We are using decision trees here because it is fast. We have a lot of data and a lost 5000 columns becasue of hot encoding the data. Most ML methods take an exponentially large time becasue of the size of the data set. Additionally, Decision trees are easy to interpret and visualize.It can easily capture Non-linear patterns. The decision tree has no assumptions about distribution because of the non-parametric nature of the algorithm. [Source](https://scikit-learn.org/stable/modules/tree.html)
However, DTs also tend to overfit the data. Since we have so many columns and the categories are so varied, there is a lot of noise created, detracting us from accurately predicting type of parking violation.   
  
Although we only created the decision trees for a sample of the data, we noticed that as the data got bigger, the accuraccy score also got bigger. This may be becasue we are introducing additional columns becasue there might be new values of categories, adding to additional columns. However the updward trend suggests that a higher number of cases studied improves accuracy.  

In [17]:
train_features, test_features, train_outcome, test_outcome = train_test_split(
   small_df.drop(columns=['Violation Code']),      # features
   small_df['Violation Code'],    # outcome
   test_size=0.30 # percentage of data to use as the test set
)

In [18]:
tree_clf = DecisionTreeClassifier()
tree_clf.fit(train_features, train_outcome)

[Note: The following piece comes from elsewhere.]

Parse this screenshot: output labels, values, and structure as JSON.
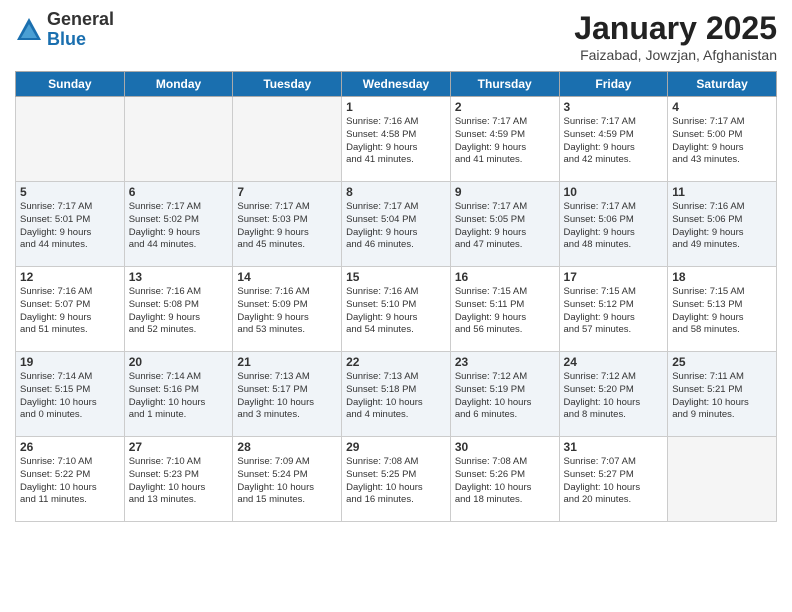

DecisionTreeClassifier(class_weight=None, criterion='gini', max_depth=None,
            max_features=None, max_leaf_nodes=None,
            min_impurity_decrease=0.0, min_impurity_split=None,
            min_samples_leaf=1, min_samples_split=2,
            min_weight_fraction_leaf=0.0, presort=False, random_state=None,
            splitter='best')

In [19]:
accuracy = accuracy_score(tree_clf.predict(test_features), test_outcome)
accuracy

0.9187875514750556

### KNN 
K Nearest neighbors takes an exceptionally long time to run since it has to cross validate the data and perform a grid search to find the best value of K. We were unable to compile the code becasue of memory errors and time it took to run the method. 

In [None]:
pipe = make_pipeline(MinMaxScaler(), KNeighborsClassifier())

param_grid = {'kneighborsclassifier__n_neighbors': range(1,20), 'kneighborsclassifier__weights':["uniform", "distance"]}
grid = GridSearchCV(pipe)
grid.fit(train_features, train_outcome)
grid.score(test_features, test_outcome)